Stap 2: de instellingen configureren voor beveiligd verzendenMeerdere faxnummers invoeren
1 | Op het tabblad [Bestemming selecteren] klikt u op [Bestemming toevoegen]. Het scherm [Bestemming toevoegen] verschijnt. |
2 | Voer de naam van de bestemming en het faxnummer in en klik op [Volgende bestemming toevoegen]. Als [Faxnummer bevestigen] kan worden ingevoerd, voer dan hetzelfde faxnummer in. |
3 | Herhaal stap 2, en na het invoeren van alle bestemmingen klikt u op [OK]. |
5
Kies het voorblad en de instelling voor het opslaan van het Opdrachtlogboek voor Verzenden, en andere faxinstellingen, naar behoefte.
Om de voorbladdetails te kiezen, klikt u op [Voorblad].
Als u het Opdrachtlogboek voor Verzenden op de computer wilt opslaan, selecteert u het selectievakje [Verzonden faxgegevens en afbeelding opslaan].

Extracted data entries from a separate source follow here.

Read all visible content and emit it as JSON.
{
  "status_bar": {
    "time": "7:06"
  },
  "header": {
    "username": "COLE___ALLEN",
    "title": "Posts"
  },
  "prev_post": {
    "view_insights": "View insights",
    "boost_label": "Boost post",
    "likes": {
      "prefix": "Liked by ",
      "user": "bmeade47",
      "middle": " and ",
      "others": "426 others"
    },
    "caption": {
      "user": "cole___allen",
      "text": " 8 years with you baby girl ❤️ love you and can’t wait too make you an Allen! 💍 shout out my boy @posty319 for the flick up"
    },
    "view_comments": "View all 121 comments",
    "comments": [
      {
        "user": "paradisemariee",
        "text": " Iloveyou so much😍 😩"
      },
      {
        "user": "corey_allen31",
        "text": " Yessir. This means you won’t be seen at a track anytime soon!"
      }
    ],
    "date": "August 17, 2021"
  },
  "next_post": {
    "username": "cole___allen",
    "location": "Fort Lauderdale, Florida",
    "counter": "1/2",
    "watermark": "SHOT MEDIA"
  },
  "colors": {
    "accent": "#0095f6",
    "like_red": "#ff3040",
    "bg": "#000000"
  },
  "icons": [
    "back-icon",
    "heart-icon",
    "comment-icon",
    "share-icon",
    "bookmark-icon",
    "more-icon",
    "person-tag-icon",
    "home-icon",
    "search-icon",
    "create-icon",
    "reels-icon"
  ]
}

Voor meer informatie over de andere faxinstellingen klikt u op [Help] op het scherm [Instellingen faxverzending] om de Help weer te geven.
6
Klik op [Verzenden].
Er verschijnt een scherm voor het bevestigen van de verzendbestemming.
7
Controleer of de bestemming klopt en klik dan op [OK].
De fax wordt via het apparaat verzonden.
Als u een fax verzendt terwijl het selectievakje [Verzonden faxgegevens en afbeelding opslaan] is geselecteerd, kunt u het logboek bekijken vanaf het tabblad [Verzonden faxgegevens en afbeelding] van het faxstuurprogramma.
Bij gebruik van macOS
1
Open op de computer het document dat u wilt verzenden.
2
In de toepassing voor het openen van het document klikt u op [Druk af].

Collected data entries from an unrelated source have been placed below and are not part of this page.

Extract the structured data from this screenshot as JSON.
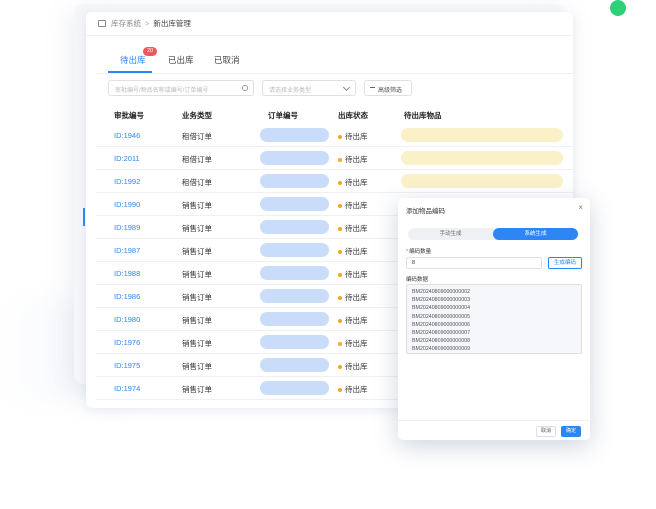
{
  "breadcrumb": {
    "root": "库存系统",
    "separator": ">",
    "current": "新出库管理"
  },
  "tabs": [
    {
      "label": "待出库",
      "badge": "20"
    },
    {
      "label": "已出库"
    },
    {
      "label": "已取消"
    }
  ],
  "filters": {
    "search_placeholder": "审批编号/物品名称或编号/订单编号",
    "type_placeholder": "请选择业务类型",
    "advanced_label": "高级筛选"
  },
  "table": {
    "headers": [
      "审批编号",
      "业务类型",
      "订单编号",
      "出库状态",
      "待出库物品"
    ],
    "rows": [
      {
        "id": "ID:1946",
        "type": "租借订单",
        "status": "待出库"
      },
      {
        "id": "ID:2011",
        "type": "租借订单",
        "status": "待出库"
      },
      {
        "id": "ID:1992",
        "type": "租借订单",
        "status": "待出库"
      },
      {
        "id": "ID:1990",
        "type": "销售订单",
        "status": "待出库"
      },
      {
        "id": "ID:1989",
        "type": "销售订单",
        "status": "待出库"
      },
      {
        "id": "ID:1987",
        "type": "销售订单",
        "status": "待出库"
      },
      {
        "id": "ID:1988",
        "type": "销售订单",
        "status": "待出库"
      },
      {
        "id": "ID:1986",
        "type": "销售订单",
        "status": "待出库"
      },
      {
        "id": "ID:1980",
        "type": "销售订单",
        "status": "待出库"
      },
      {
        "id": "ID:1976",
        "type": "销售订单",
        "status": "待出库"
      },
      {
        "id": "ID:1975",
        "type": "销售订单",
        "status": "待出库"
      },
      {
        "id": "ID:1974",
        "type": "销售订单",
        "status": "待出库"
      }
    ]
  },
  "modal": {
    "title": "添加物品编码",
    "close": "×",
    "seg_manual": "手动生成",
    "seg_system": "系统生成",
    "qty_label": "编码数量",
    "qty_value": "8",
    "generate_label": "生成编码",
    "codes_label": "编码数据",
    "codes": [
      "BM20240809000000002",
      "BM20240809000000003",
      "BM20240809000000004",
      "BM20240809000000005",
      "BM20240809000000006",
      "BM20240809000000007",
      "BM20240809000000008",
      "BM20240809000000009"
    ],
    "cancel_label": "取消",
    "ok_label": "确定"
  },
  "colors": {
    "accent": "#2e86f5",
    "status_dot": "#f5a623",
    "badge": "#f2565d",
    "order_placeholder": "#c9dcf9",
    "goods_placeholder": "#fbf1c9",
    "green_dot": "#2fd07a"
  }
}
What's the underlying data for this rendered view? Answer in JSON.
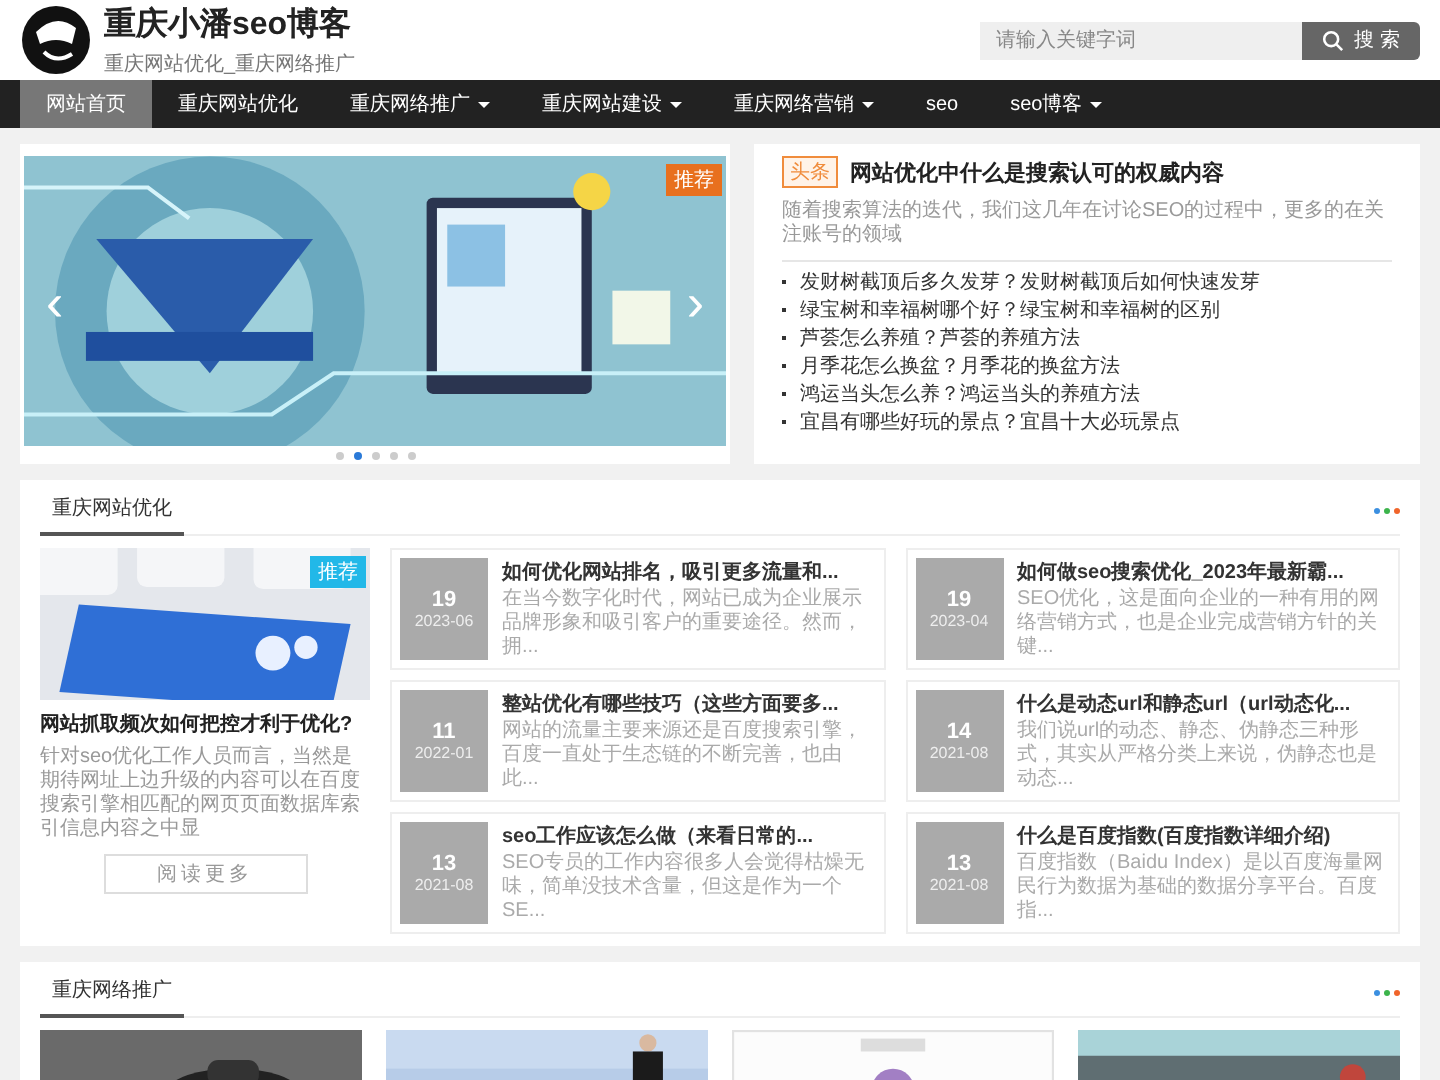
{
  "site": {
    "title": "重庆小潘seo博客",
    "subtitle": "重庆网站优化_重庆网络推广"
  },
  "search": {
    "placeholder": "请输入关键字词",
    "button": "搜 索"
  },
  "nav": [
    {
      "label": "网站首页",
      "selected": true,
      "dropdown": false
    },
    {
      "label": "重庆网站优化",
      "selected": false,
      "dropdown": false
    },
    {
      "label": "重庆网络推广",
      "selected": false,
      "dropdown": true
    },
    {
      "label": "重庆网站建设",
      "selected": false,
      "dropdown": true
    },
    {
      "label": "重庆网络营销",
      "selected": false,
      "dropdown": true
    },
    {
      "label": "seo",
      "selected": false,
      "dropdown": false
    },
    {
      "label": "seo博客",
      "selected": false,
      "dropdown": true
    }
  ],
  "slider": {
    "badge": "推荐",
    "prev": "‹",
    "next": "›",
    "dots": [
      {
        "selected": false
      },
      {
        "selected": true
      },
      {
        "selected": false
      },
      {
        "selected": false
      },
      {
        "selected": false
      }
    ]
  },
  "headline": {
    "tag": "头条",
    "title": "网站优化中什么是搜索认可的权威内容",
    "summary": "随着搜索算法的迭代，我们这几年在讨论SEO的过程中，更多的在关注账号的领域"
  },
  "hot_list": [
    "发财树截顶后多久发芽？发财树截顶后如何快速发芽",
    "绿宝树和幸福树哪个好？绿宝树和幸福树的区别",
    "芦荟怎么养殖？芦荟的养殖方法",
    "月季花怎么换盆？月季花的换盆方法",
    "鸿运当头怎么养？鸿运当头的养殖方法",
    "宜昌有哪些好玩的景点？宜昌十大必玩景点"
  ],
  "sections": [
    {
      "title": "重庆网站优化",
      "dots": [
        {
          "color": "#3b8fe0"
        },
        {
          "color": "#3cb44b"
        },
        {
          "color": "#f0642a"
        }
      ],
      "featured": {
        "badge": "推荐",
        "title": "网站抓取频次如何把控才利于优化?",
        "summary": "针对seo优化工作人员而言，当然是期待网址上边升级的内容可以在百度搜索引擎相匹配的网页页面数据库索引信息内容之中显",
        "more": "阅读更多"
      },
      "posts": [
        {
          "day": "19",
          "month": "2023-06",
          "title": "如何优化网站排名，吸引更多流量和...",
          "summary": "在当今数字化时代，网站已成为企业展示品牌形象和吸引客户的重要途径。然而，拥..."
        },
        {
          "day": "19",
          "month": "2023-04",
          "title": "如何做seo搜索优化_2023年最新霸...",
          "summary": "SEO优化，这是面向企业的一种有用的网络营销方式，也是企业完成营销方针的关键..."
        },
        {
          "day": "11",
          "month": "2022-01",
          "title": "整站优化有哪些技巧（这些方面要多...",
          "summary": "网站的流量主要来源还是百度搜索引擎，百度一直处于生态链的不断完善，也由此..."
        },
        {
          "day": "14",
          "month": "2021-08",
          "title": "什么是动态url和静态url（url动态化...",
          "summary": "我们说url的动态、静态、伪静态三种形式，其实从严格分类上来说，伪静态也是动态..."
        },
        {
          "day": "13",
          "month": "2021-08",
          "title": "seo工作应该怎么做（来看日常的...",
          "summary": "SEO专员的工作内容很多人会觉得枯燥无味，简单没技术含量，但这是作为一个SE..."
        },
        {
          "day": "13",
          "month": "2021-08",
          "title": "什么是百度指数(百度指数详细介绍)",
          "summary": "百度指数（Baidu Index）是以百度海量网民行为数据为基础的数据分享平台。百度指..."
        }
      ]
    },
    {
      "title": "重庆网络推广",
      "dots": [
        {
          "color": "#3b8fe0"
        },
        {
          "color": "#3cb44b"
        },
        {
          "color": "#f0642a"
        }
      ]
    }
  ]
}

Het afdrukdialoogvenster verschijnt.
3
In [Printer] selecteert u het faxstuurprogramma van het apparaat.
4
In het snelmenu voor afdrukopties selecteert u [Algemene instellingen].

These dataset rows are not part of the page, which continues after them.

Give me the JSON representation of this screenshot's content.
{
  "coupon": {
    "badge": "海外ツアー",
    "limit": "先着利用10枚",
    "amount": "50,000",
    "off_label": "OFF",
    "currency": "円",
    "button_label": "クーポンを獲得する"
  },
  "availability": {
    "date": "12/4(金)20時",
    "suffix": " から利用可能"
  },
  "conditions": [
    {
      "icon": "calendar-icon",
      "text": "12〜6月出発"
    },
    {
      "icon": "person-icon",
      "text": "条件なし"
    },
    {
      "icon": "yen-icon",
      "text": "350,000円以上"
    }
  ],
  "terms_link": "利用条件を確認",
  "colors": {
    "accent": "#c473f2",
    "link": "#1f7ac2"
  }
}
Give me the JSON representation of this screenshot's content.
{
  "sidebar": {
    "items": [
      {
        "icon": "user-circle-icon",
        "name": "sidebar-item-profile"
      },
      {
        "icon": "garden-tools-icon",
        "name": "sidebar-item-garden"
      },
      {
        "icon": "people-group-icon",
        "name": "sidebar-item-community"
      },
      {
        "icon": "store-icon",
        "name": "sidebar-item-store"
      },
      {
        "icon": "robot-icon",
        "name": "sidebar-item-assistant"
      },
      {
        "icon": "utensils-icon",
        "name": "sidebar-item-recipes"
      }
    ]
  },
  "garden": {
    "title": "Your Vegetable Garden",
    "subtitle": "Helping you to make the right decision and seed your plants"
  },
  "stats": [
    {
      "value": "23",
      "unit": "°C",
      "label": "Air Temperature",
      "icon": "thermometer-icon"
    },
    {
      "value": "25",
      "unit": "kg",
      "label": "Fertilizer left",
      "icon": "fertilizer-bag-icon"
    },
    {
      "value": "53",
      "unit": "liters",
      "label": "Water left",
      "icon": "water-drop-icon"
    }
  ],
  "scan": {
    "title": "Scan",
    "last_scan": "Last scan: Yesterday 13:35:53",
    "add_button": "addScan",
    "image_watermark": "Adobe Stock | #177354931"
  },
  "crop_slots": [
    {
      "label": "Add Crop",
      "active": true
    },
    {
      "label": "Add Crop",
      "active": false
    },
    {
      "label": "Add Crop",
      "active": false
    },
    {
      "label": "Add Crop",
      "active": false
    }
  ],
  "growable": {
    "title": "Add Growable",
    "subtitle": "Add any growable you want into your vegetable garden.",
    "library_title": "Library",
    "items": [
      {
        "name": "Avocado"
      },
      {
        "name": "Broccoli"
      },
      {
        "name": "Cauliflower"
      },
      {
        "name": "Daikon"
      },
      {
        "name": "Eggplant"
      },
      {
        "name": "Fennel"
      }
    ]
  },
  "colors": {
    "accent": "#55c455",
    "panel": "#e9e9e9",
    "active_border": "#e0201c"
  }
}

Als er geen afdrukopties worden weergegeven, klikt u op [Toon details] in het afdrukdialoogvenster.
5
Voer het faxnummer in, en klik op [Voeg bestemming toe].
Herhaal deze stap als u meerdere bestemmingen wilt opgeven. U kunt een bestemming opgeven die is geregistreerd in het adresboek vanaf [Adresboek].
Als een buitenlijnnummer nodig is, voer dit nummer dan vóór het faxnummer in.
6
Kies het voorblad en andere faxinstellingen, naar behoefte.
Om de voorbladdetails in te stellen, selecteert u [Voor-/achterblad] in het snelmenu van de afdrukoptie.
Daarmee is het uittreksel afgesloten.